Even if older games have an overall better ratio of good games to bad ones, I do think people need to give new games some credit. A lot of people seem to refuse to believe anything will ever best any game from the 16-bit era (which also goes hand-in-hand with the fact I think some people need to stop with the "it's better because it's old" mentality that is becoming all to common these days... Sorry, but some new games are indeed better than older ones).
The reason the 16-bit era was so great was that it had a lot of trailblazers and first-times (or simply better variations) for a lot of what we have today. Of course, platformers were the first person shooters of the day, but at the same time, a lot of it was fresh, and new. In order to succeed, you needed to build a solid game - The market wasn't as big as it is today, and there weren't as many "casual" gamers then, either. Games like Star Fox, Mario Kart, Super Mario World, Sonic the Hedgehog, and Gunstar Heroes are all extremely good examples of genres whose primary points were more or less perfected during this era or which were never fleshed out to begin with. Mario Kart was huge in the day for its pseudo-3D (well, kinda) tracks/arenas and competitive gameplay, Sonic the Hedgehog gave us a taste of speed which was before unprecedented, and Gunstar Heroes gave us silky smooth controls on a 3-button gamepad.
A lot of us grew up with that, and really, even if there are some good titles coming out nowadays, there aren't nearly as many good titles - much less great titles - as it seems there were in the 16-bit era. Even looking back at games I've never played before, like Clock Tower, Shin Megami Tensei, Seiken Densetsu 3, Tales of Phantasia, Chrono Trigger (yeah, never played it during its release), Final Fantasy VI (same), F-15 Strike Eagle II (yeah, it appeals to me), Vectorman, and Phantasy Star IV, it seems as though the lasting appeal is much higher, and the creativity and relative technology factor (not to mention relative polish) was through the roof.
Again, it's not that games nowadays aren't good. I mean, there are a few really good ones out right now that I can think of. It's just that they all seem to look
the same, play
the same, and tend to have poor production quality, especially if you look at games within the same genre. Not much really sets one first person shooter apart from another, and while that's fine, that's not an incentive for me to pick up the latest Unreal Tournament, for example.
On the other hand, Command & Conquer, for example, is one series that seems to have aged quite well, and I never get tired of Ace Combat. The gameplay doesn't really change very much between editions of these two series, but it doesn't need to - It's been tweaked and polished to the point where it's more or less great the way it is. New features are welcome, and new units/vehicles, new missions, and new stories are the major selling points, even though the major gameplay remains the same.
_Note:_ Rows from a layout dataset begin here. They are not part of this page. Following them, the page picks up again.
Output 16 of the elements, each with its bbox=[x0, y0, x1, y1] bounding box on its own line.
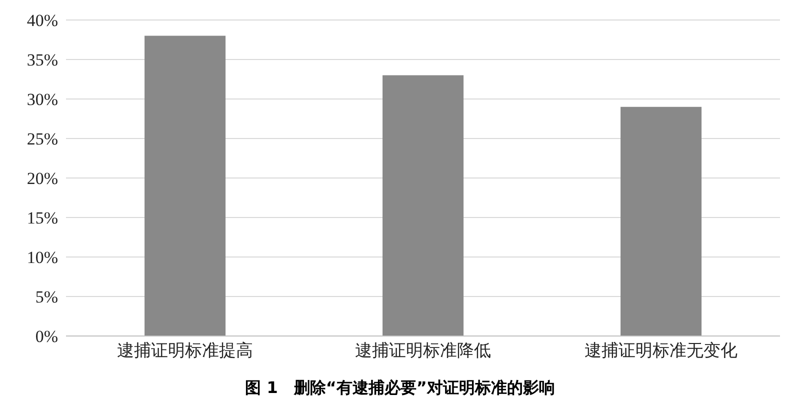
x-tick-label: 逮捕证明标准降低 bbox=[355, 341, 491, 360]
y-tick-label: 40% bbox=[26, 11, 58, 30]
x-tick-label: 逮捕证明标准提高 bbox=[117, 341, 253, 360]
bar bbox=[620, 106, 702, 336]
y-tick-label: 20% bbox=[26, 169, 58, 188]
y-tick-label: 35% bbox=[26, 50, 58, 70]
bar bbox=[144, 36, 226, 336]
y-tick-label: 10% bbox=[26, 248, 58, 268]
y-tick-label: 25% bbox=[26, 130, 58, 149]
bar bbox=[382, 75, 464, 336]
y-tick-label: 5% bbox=[35, 288, 58, 307]
y-tick-label: 30% bbox=[26, 90, 58, 110]
text: 图 1 删除“有逮捕必要”对证明标准的影响 bbox=[244, 378, 556, 399]
y-tick-label: 15% bbox=[26, 208, 58, 228]
x-tick-label: 逮捕证明标准无变化 bbox=[584, 341, 738, 360]
y-tick-label: 0% bbox=[35, 327, 58, 346]
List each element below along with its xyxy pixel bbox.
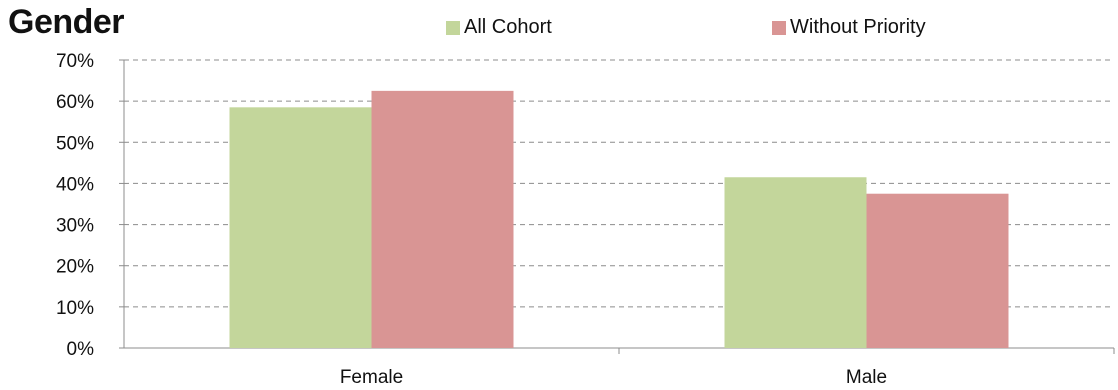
legend: All Cohort Without Priority (0, 16, 1118, 46)
chart-title: Gender (8, 3, 125, 41)
y-tick-label: 60% (56, 92, 94, 113)
y-tick-label: 10% (56, 298, 94, 319)
x-tick-label: Female (340, 367, 403, 388)
y-tick-label: 70% (56, 51, 94, 72)
y-tick-label: 30% (56, 216, 94, 237)
legend-swatch-all-cohort (446, 20, 460, 35)
y-tick-label: 0% (67, 339, 95, 360)
legend-label-all-cohort: All Cohort (464, 16, 552, 38)
bar-all-cohort-female (229, 107, 372, 348)
legend-item-without-priority: Without Priority (772, 16, 926, 39)
bar-all-cohort-male (724, 177, 867, 348)
legend-item-all-cohort: All Cohort (446, 16, 552, 39)
x-tick-label: Male (846, 367, 887, 388)
y-tick-label: 20% (56, 257, 94, 278)
y-tick-label: 50% (56, 133, 94, 154)
bar-without-priority-female (371, 90, 514, 348)
legend-swatch-without-priority (772, 20, 786, 35)
legend-label-without-priority: Without Priority (790, 16, 926, 38)
y-tick-label: 40% (56, 174, 94, 195)
bar-without-priority-male (866, 193, 1009, 348)
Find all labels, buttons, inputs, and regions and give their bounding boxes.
But it wouldn't be enough for another franchise to pick up on that momentum and do the same thing. It creates a mess, and the original games suffer for it. Halo is a great example of a good game that everyone feels is imitated too much, and really, it is. The basic gameplay concepts are used in many, MANY FPS games since, and really, it's to the point where the original game is called mediocre for it.
That's the problem. There are so many "Grand Theft Auto clones" and "Halo clones", and not enough fresh games being released. Mind you, Far Cry 2 and Fallout 3 are indeed awesome, as is Left 4 Dead, but these games are unique. Fallout 3 has only one analogue - Oblivion - which uses the same engine, and Far Cry's only real analogue is Crysis, which is really only analogous because they're both so pretty. Left 4 Dead is truly something new, but really, you could argue that things like Zombie Panic! did it first, and you'd be right.
I guess the whole point is, there's not enough examples of originality to write home about with gaming today, where in the 16-bit era, most of the games you're playing haven't really been done before, or major new features were making their first debuts. There was a huge density of great games during the period (as well as terrible games, but that spawned such awesome things as the AVGN), and really, a lot of it was verifiably great.